Comme ce directeur des ressources humaines, lorsqu’il déclare à l’une de mes patientes qui obtient d’excellents résultats : 'Vous ne savez pas gérer le stress, vous prenez tout trop à cœur. ' Est-ce qu’on reprocherait son émotivité à un homme  ? Ces femmes sont dans un mal-être énorme. Comment ne pas l’être quand vous faites partie des collaborateurs dits 'à haut potentiel ' et qu’une maternité signe l’arrêt de votre progression … Bien sûr que cela cause des dégâts."

Mais peut-on expliquer la plongée dans l’alcoolisme par ce genre de stress, assez courant dans les entreprises, même si cela est inacceptable  ? "La maladie alcoolique, c’est la rencontre entre un produit, un environnement et une personnalité. Mes patientes ont un point commun  : elles manquent de confiance en elles. Elles sont prises en tenailles entre ce que la société attend d’elles et ce qu’elles sont en réalité. Même très haut placées, elles se sentent en situation d’imposture."

L’histoire personnelle joue-t-elle un rôle déterminant  ? "Les antécédents d’alcoolisme du côté maternel (mère, grand-mère, tante) augmentent très fortement les risques d’addiction alcoolique. Je retrouve cela presque systématiquement chez celles qui consultent."

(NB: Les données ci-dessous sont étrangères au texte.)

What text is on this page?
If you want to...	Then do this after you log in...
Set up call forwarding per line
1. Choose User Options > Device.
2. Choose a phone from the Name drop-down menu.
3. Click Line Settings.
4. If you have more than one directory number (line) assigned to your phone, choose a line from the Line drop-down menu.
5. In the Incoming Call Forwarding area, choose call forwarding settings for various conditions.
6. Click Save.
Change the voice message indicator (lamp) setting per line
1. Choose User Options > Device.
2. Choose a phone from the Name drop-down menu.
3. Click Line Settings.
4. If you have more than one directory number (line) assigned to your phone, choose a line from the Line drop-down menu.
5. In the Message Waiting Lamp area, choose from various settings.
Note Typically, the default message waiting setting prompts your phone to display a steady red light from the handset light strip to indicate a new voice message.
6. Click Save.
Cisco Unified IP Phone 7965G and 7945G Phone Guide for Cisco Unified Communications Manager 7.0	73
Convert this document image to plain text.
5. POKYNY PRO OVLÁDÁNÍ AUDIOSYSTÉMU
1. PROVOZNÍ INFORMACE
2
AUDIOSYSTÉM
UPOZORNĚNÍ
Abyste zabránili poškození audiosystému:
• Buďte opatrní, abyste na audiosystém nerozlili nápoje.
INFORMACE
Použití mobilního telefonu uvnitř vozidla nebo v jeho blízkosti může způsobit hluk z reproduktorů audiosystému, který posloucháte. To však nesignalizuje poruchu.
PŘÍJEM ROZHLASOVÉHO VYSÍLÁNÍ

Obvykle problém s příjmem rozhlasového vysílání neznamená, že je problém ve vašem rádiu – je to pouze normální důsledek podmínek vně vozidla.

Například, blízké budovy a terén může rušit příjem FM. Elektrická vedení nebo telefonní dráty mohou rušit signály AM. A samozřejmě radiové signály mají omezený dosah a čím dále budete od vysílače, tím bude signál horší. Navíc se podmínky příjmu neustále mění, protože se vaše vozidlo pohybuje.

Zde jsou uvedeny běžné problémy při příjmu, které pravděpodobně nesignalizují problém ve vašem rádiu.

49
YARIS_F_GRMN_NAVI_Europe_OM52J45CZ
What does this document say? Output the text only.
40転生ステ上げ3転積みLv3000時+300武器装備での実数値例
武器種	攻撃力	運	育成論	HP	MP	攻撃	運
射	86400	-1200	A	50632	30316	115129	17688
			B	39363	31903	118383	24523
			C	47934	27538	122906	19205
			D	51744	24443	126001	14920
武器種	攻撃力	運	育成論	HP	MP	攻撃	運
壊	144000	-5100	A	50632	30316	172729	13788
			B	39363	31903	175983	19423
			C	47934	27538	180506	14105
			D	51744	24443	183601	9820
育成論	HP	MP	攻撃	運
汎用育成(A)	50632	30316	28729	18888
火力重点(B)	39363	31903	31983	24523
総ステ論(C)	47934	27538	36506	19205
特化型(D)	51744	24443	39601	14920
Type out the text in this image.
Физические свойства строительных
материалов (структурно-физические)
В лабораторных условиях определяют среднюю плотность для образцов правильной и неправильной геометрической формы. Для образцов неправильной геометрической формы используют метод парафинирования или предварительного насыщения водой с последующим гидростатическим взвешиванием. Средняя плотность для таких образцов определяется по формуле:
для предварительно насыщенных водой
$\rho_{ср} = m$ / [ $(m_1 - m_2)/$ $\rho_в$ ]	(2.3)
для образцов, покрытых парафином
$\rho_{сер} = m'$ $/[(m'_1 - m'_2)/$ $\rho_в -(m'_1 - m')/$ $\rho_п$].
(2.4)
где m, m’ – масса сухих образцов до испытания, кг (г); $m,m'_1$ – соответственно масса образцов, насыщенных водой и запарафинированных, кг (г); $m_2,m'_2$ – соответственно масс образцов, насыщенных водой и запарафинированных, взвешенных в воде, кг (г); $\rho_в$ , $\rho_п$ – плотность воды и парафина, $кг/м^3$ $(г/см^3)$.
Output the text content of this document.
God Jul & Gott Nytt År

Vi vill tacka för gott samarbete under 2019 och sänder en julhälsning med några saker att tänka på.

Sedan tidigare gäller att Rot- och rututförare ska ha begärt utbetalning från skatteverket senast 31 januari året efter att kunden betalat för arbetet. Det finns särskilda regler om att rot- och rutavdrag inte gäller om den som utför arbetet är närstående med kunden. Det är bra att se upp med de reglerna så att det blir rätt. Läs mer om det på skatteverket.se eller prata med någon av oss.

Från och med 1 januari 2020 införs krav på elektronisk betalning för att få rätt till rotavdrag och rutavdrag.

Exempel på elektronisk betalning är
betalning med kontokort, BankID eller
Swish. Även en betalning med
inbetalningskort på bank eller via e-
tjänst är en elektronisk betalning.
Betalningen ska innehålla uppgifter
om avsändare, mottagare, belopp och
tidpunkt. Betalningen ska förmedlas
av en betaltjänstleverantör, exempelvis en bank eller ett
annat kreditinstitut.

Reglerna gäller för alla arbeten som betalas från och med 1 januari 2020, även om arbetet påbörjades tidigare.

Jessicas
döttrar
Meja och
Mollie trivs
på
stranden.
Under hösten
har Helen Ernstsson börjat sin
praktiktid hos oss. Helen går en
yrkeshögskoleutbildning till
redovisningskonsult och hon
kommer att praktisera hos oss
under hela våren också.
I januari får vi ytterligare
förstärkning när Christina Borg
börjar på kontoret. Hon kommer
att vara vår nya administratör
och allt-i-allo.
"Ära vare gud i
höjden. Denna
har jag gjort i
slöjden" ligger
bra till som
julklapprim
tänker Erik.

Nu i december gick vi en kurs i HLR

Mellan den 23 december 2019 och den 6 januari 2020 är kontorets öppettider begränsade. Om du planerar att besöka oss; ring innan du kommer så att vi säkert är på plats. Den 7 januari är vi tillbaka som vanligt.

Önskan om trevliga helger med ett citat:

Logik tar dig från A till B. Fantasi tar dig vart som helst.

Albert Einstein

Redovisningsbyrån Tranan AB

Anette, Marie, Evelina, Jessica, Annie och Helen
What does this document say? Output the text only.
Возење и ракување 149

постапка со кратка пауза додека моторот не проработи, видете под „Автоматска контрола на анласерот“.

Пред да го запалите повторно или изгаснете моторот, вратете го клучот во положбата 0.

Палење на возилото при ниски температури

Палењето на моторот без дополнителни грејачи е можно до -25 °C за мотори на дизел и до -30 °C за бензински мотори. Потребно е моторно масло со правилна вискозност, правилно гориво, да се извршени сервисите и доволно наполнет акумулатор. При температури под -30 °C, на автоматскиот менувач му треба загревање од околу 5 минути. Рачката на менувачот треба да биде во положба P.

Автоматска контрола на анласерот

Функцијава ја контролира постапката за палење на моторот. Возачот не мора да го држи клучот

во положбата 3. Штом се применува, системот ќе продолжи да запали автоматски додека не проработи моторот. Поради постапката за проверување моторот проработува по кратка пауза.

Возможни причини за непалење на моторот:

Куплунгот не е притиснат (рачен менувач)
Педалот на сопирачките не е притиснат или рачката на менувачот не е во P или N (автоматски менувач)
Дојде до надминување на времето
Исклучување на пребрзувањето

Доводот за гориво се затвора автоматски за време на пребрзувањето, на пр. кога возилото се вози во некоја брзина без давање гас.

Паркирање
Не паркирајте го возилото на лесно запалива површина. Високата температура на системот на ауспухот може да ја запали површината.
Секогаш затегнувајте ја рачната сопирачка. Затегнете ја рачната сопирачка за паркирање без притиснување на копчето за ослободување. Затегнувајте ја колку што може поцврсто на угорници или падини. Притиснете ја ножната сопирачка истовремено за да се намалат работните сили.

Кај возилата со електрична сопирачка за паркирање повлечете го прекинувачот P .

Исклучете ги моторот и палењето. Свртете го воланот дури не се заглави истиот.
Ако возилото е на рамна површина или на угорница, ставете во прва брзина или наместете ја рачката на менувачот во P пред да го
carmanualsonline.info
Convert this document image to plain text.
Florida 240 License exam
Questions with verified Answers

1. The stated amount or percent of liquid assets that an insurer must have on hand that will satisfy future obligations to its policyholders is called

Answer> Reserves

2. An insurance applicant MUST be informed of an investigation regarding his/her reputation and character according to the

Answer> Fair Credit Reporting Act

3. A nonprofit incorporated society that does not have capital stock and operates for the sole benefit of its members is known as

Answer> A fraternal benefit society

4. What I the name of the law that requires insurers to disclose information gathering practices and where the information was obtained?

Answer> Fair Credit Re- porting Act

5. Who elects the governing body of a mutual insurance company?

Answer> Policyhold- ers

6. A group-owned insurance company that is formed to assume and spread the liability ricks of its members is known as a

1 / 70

Au bout de combien de temps les femmes finissent-elles par consulter  ? "Il y a deux ans, je voyais des femmes qui pouvaient avoir trente ans de dépendance derrière elles. Aujourd’hui elles viennent après un ou deux ans de consommation excessive."

Qu’est-ce qui déclenche la prise de rendez-vous  ? "Elles appellent quand leurs relations affectives sont menacées. Pas leur boulot, non. Le nœud de tout ça, c’est l’affectif."

NB : cet article a été initialement publié dans le magazine Marie Claire en décembre 2010, et mis à jour en juin 2019.